As states debate whether to opt into the Medicaid expansion, opponents argue that the state cannot afford the additional expense. A recent post discussed the estimates made by Florida Governor Rick Scott (R) and the challenges to his numbers. How much more will the Medicaid expansion cost?
As with all things economic, the cost depends on what you measure. While governors of states that opposed the health reform law claim that their budgets will explode, the Center on Budget and Policy Priorities (CBPP) points to studies finding that the states would spend from 1.1 percent to 2.8 percent more with the expansion than they are projected to spend without it, and that states and local governments will save much of what they now spend for state-only programs, mental health services and uncompensated care funds.

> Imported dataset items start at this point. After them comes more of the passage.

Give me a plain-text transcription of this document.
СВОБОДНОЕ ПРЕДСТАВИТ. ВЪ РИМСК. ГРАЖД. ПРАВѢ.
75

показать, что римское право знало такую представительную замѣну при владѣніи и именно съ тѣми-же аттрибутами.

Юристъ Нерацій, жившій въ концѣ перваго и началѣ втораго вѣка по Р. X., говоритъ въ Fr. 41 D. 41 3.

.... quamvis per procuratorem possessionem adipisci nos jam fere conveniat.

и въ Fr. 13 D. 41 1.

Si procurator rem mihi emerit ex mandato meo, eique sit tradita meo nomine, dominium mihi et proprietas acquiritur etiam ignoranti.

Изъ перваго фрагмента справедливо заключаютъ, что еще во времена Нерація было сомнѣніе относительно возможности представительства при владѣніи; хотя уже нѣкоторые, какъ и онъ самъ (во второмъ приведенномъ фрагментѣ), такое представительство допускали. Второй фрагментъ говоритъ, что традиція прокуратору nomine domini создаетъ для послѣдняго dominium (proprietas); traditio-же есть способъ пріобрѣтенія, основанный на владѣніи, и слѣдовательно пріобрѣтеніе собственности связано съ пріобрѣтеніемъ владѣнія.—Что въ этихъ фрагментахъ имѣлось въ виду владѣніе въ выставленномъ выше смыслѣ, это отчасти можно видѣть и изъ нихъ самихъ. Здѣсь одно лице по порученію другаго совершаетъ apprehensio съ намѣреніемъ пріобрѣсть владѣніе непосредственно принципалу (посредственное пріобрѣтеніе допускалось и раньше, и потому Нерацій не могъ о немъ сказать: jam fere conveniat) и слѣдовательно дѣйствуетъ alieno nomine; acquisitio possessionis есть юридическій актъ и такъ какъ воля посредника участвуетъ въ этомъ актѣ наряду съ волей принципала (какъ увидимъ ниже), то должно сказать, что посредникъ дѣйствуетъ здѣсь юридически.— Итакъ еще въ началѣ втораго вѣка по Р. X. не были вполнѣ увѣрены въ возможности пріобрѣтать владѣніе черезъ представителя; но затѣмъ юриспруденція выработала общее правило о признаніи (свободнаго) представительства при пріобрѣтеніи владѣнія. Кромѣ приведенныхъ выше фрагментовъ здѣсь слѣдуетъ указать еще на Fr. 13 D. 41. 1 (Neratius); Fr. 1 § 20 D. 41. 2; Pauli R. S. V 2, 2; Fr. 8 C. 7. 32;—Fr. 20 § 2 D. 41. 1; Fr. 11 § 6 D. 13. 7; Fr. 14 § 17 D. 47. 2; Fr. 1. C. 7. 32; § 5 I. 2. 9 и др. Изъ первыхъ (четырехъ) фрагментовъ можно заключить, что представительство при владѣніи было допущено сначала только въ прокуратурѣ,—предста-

When Massachusetts implemented its health reform measures, it replaced its Uncompensated Care Pool with a Health Safety Net fund. In the first full year of operation, the Safety Net fund spend 38 percent less than the uncompensated care fund it replaced.
It’s interesting to note that some of the states that can’t afford the extra expense have cut taxes. For example, in 2011, Indiana enacted a 2 percent cut to the corporate tax rate, from 8.5 percent to 6,5 percent, The decrease is spread out over four years at 0.5 percent per year. The cut will cost the state $114.9 million between 2013 and 2015. Can the state afford it? It is reported that the new governor who takes office in January will have a $1.4 billion reserve. Governor Mitch Daniels has left the decision on expansion to his successor.
Arkansas cut about $35 million in taxes in fiscal 2012. About $5 million of that consisted of cuts on sales taxes paid by consumers. Kansas passed substantial cuts to income tax rates and sales taxes and eliminated nonwage taxes for many businesses. The CBPP reported last year that eight of the states with budget shortfalls had reserve funds they were not using. CNN reported that several states cut tax personal income, sales and/or corporate rates for 2012.The New York Times reports that Pennsylvania lowered some taxes and cut a cash assistance program for people with disabilities.
A study published in the New England Journal of Medicine compared states that had expanded their Medicaid programs with states that had not. They were asking whether the expansion actually improved public health. They observed the health status of individuals from 20 to 64 and local statistics on mortality. In the first year, they found that beneficiaries reported their health status more positively after Medicaid expansion. After five years, they found significant reductions in mortality. The reductions were largest in areas with higher rates of poverty and among nonwhite populations. The number of uninsured decreased when Medicaid expanded. Fewer people delayed getting care they needed. In short, expanding Medicaid to adults saves lives and improves health.
The states planning to adopt the expansion and the states that are planning not to do so have fundamentally different answers to the question whether everyone should have health coverage. Asked what should be done to help the 30 million people who would get coverage under health reform if the law were repealed, Senate majority leader Mitch McConnell recently told Fox news, “That’s not the issue. …The issue is how to improve our system ,,, which is the best system in the world.” Pressed as to whether 30 million people having no coverage at all was an issue, he said, “what we’re not going to do” is have a system like Western Europe’s.
The states that oppose the Medicaid expansion don’t just disagree about how to get everyone covered -they disagree about the role of government in general.